An explanation of my last point

Posted by: Samuel Day Fassbinder ( Citizens for Mustard Greens, USA ) on July 29, 1999 at 13:01:02:

In Reply to: It was, but that hardly matters to Market Maoists... posted by Samuel Day Fassbinder on July 28, 1999 at 17:36:51:

: Rather than create healthy economies, say Andor and Summers, through mechanisms that were obviously then available in the post-Soviet economies of eastern Europe, the Market Maoists rushed forward with fire-sale privatization and created destitute ones, merely because such privatization was ideologically mandated.

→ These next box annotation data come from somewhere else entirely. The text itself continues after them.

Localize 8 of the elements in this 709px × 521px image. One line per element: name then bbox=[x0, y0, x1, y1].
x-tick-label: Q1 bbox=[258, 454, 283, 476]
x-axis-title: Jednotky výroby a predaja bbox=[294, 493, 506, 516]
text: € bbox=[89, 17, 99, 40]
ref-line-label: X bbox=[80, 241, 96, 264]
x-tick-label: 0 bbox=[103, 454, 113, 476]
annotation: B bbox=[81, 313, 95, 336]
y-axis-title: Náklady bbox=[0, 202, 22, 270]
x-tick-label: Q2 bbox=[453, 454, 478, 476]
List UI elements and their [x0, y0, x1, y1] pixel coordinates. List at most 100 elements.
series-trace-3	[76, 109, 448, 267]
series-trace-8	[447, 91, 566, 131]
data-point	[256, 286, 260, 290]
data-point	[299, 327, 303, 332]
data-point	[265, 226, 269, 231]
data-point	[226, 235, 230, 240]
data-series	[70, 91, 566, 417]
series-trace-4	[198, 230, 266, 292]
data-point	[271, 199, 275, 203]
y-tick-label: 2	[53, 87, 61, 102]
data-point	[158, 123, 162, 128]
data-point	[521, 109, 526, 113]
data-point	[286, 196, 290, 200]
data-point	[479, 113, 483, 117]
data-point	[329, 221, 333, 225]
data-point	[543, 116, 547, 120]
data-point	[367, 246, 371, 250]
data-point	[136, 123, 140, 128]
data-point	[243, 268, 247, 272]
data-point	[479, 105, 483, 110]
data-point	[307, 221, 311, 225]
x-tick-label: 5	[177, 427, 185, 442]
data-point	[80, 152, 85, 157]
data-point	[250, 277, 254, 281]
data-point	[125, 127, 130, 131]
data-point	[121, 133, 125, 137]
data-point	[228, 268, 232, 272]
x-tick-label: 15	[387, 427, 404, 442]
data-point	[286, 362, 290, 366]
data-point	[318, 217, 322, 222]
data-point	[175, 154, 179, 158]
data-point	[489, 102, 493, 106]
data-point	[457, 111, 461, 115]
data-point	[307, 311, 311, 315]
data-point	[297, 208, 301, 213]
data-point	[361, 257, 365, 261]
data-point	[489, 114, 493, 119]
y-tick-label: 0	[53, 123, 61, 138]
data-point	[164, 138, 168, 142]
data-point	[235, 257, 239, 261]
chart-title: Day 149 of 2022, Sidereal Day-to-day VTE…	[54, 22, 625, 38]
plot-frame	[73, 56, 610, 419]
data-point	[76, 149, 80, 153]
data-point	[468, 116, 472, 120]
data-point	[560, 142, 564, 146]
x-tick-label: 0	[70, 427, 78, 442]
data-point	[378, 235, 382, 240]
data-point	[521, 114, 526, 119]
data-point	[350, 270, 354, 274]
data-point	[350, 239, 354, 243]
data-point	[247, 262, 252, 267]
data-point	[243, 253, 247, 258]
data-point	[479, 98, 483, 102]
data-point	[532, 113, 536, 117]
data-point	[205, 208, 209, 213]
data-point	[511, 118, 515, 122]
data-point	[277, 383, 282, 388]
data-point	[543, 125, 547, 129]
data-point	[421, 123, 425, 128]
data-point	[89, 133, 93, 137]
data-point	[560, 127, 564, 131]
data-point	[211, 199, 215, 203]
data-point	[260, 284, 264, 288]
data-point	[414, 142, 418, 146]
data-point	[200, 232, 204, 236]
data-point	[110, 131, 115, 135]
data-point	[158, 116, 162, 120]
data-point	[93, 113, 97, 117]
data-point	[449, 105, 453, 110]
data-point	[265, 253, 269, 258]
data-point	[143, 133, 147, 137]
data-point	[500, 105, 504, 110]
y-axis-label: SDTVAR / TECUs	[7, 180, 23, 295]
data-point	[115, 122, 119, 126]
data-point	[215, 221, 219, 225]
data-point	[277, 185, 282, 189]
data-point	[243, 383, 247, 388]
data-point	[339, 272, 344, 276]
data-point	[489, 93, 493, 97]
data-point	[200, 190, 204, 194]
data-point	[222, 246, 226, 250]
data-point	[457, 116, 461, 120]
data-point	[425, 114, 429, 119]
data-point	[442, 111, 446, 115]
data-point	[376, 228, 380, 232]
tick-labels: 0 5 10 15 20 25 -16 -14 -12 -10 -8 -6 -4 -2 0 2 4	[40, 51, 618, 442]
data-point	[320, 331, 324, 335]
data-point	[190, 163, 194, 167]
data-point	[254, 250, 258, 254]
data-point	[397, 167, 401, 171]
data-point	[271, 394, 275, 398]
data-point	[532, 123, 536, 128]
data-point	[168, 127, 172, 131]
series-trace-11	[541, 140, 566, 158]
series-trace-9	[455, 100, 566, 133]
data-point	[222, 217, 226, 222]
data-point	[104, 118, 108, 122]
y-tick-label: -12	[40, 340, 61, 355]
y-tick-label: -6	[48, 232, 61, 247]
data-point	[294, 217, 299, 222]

SDF: The state-capitalist regimes of eastern Europe had a huge number of assets (factories etc.) that weren't performing competitively under the corporate-capitalist regimes of competition. To preserve these assets, to keep them performing for their governments insofar as they fulfill real human needs, should have been a priority. Instead, these assets were sold cheaply to private entities which closed them down, creating huge reservoirs of unemployed:

Even more so than in Western economies unemployment in the East is simply irrational. Trapped in immobility, the unemployed rapidly become unemployable and a danger to themselves and others. Freed from the pressure to privatize at any price, remaining state-owned enterprises should be given operational incentives which take into account the social costs and benefits of employment.
p. 184

Thus people, factories, and whole countries were discarded and left to rot simply because, under the ideological regimes (both state and private) of Market Maoism, they couldn't produce an immediate profit for their new owners. More profit-worthy, apparently, were the crime syndicates heartily endorsed by the Market Maoists of eastern Europe.